Источник:  https://clck.ru/QVCkz  

Публикуется с согласия автора.



                                                   Игорь Меламед

                               

                                   "Где ждет нас блаженная встреча..."


* * *

Я неожиданно пойму:

какая ночь бы ни нависла –

никто, свою лелея тьму,

не просветляется до смысла.

Никто, в себе лелея мрак,

не прозревает своевольно.

И не бессмыслен мир, но так

бывает тяжело и больно...

Так холодна моя рука

поверх чужого одеяла.

Так бесконечно далека

моя любовь от идеала…

И все ж мне чудится порой

какой-то смутный шорох рядом,

как будто кто-то надо мной

склонился с предпоследним взглядом.

И как бы я ни пал на дно

жестокого миропорядка –

я верю вновь, что все равно

мне суждена его оглядка,

что всех нас ждет его ответ,

быть может, и невыразимый,

что нас зальет какой-то свет,

быть может, и невыносимый.

О, как я счастлив осознать,

что я еще люблю и плачу,

что в этом мире благодать

я не меняю на удачу.

И задыхаюсь, и молю,

и трепещу перед расплатой.

И называю жизнь мою

то лучезарной, то проклятой.

В блистанье солнечного дня,

в сиянье лунного разлива

он только смотрит на меня

то потрясенно, то брезгливо.

1985

 

* * *

…И опять приникаю я к ней ненасытно.

Этой музыки теплая, спелая мякоть.

Когда слушаю Шуберта – плакать не стыдно.

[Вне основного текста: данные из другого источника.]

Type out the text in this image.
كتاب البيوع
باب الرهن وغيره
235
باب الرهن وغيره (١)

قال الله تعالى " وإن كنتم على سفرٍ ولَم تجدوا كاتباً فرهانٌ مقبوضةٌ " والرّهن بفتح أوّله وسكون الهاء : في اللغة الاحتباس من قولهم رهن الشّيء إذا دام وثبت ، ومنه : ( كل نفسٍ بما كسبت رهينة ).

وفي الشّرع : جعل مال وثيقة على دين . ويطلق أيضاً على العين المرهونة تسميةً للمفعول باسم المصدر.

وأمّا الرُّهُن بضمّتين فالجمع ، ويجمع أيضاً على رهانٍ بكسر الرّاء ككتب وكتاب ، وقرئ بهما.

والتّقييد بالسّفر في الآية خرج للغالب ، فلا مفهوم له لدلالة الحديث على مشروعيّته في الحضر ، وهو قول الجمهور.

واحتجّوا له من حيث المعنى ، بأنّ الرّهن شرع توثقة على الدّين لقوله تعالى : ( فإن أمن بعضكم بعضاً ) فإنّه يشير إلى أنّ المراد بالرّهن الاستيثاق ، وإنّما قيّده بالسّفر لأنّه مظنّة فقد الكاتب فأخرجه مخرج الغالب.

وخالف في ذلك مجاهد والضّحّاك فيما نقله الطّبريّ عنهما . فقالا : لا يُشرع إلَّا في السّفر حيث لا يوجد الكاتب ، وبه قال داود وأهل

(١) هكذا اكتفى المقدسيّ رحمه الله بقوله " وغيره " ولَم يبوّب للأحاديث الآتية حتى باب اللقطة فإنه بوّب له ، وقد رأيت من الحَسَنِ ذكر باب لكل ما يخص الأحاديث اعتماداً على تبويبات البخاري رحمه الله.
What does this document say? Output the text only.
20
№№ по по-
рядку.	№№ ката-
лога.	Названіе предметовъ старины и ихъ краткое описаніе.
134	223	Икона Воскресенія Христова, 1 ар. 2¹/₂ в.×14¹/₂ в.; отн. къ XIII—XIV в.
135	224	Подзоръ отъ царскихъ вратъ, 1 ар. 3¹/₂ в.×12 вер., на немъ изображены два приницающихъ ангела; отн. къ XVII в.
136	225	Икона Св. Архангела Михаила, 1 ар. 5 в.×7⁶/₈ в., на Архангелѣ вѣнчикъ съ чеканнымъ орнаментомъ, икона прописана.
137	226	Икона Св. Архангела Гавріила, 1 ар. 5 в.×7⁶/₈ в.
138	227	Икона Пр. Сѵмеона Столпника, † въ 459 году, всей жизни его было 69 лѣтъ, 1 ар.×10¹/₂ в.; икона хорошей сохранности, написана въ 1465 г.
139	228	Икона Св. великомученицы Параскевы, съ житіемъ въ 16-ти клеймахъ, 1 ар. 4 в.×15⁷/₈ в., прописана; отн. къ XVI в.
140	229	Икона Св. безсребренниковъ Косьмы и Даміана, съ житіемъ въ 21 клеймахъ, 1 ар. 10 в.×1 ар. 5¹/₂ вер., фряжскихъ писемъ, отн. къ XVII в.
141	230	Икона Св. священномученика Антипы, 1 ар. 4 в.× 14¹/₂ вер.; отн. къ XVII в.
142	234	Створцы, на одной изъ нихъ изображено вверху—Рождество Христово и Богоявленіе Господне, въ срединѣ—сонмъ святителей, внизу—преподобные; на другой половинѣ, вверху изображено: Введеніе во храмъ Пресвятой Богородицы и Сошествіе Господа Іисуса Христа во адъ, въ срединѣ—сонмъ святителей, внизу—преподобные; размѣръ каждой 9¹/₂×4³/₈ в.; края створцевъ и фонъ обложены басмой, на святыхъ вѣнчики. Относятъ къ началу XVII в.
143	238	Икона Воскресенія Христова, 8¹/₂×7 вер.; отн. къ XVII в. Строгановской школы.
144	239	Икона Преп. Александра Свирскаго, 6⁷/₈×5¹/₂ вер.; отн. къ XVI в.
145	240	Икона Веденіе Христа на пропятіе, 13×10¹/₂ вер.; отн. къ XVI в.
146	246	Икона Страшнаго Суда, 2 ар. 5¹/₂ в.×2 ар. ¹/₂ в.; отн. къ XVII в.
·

Когда слушаю Моцарта – стыдно не плакать.

 

В этой сказке, в ее тридевятом моцарстве,

позабыв о своем непробудном мытарстве,

моя бедная мама идет молодою,

и сидят мотыльки у нее на ладони.

 

Ты куда их несешь, моя бедная мама?

Ты сейчас пропадешь за наплывом тумана.

Эта музыка, словно пыльца мотылька,

упорхнувшего в недостижимые страны.

Твоя ноша для Моцарта слишком легка,

а для прочих она непосильна и странна.

 

И опять ненасытно я к ней приникаю.

И она приникает ко мне ненасытно.

Остается стакан полутеплого чаю

в полутемном вагоне, где плакать – не стыдно…

 1982

 

* * *

Пока еще в Кузьминках снегопад –

беги за ней, скользящей и спешащей.

Хватая тьму на ощупь, наугад,

дыши в плечо любови уходящей.

 

Пока еще превыше прочих благ

в последний раз к руке ее приникнуть –

беги за ней, хоть ветер дует так,

что ни вздохнуть, ни вскрикнуть, ни окликнуть.

 

И зная, что сведешь ее на нет, –

не отставай, беги за нею следом,

пока ее скользящий силуэт

не станет мраком, холодом и снегом…

 1983

 

* * *

                    Любить и лелеять недуг бытия…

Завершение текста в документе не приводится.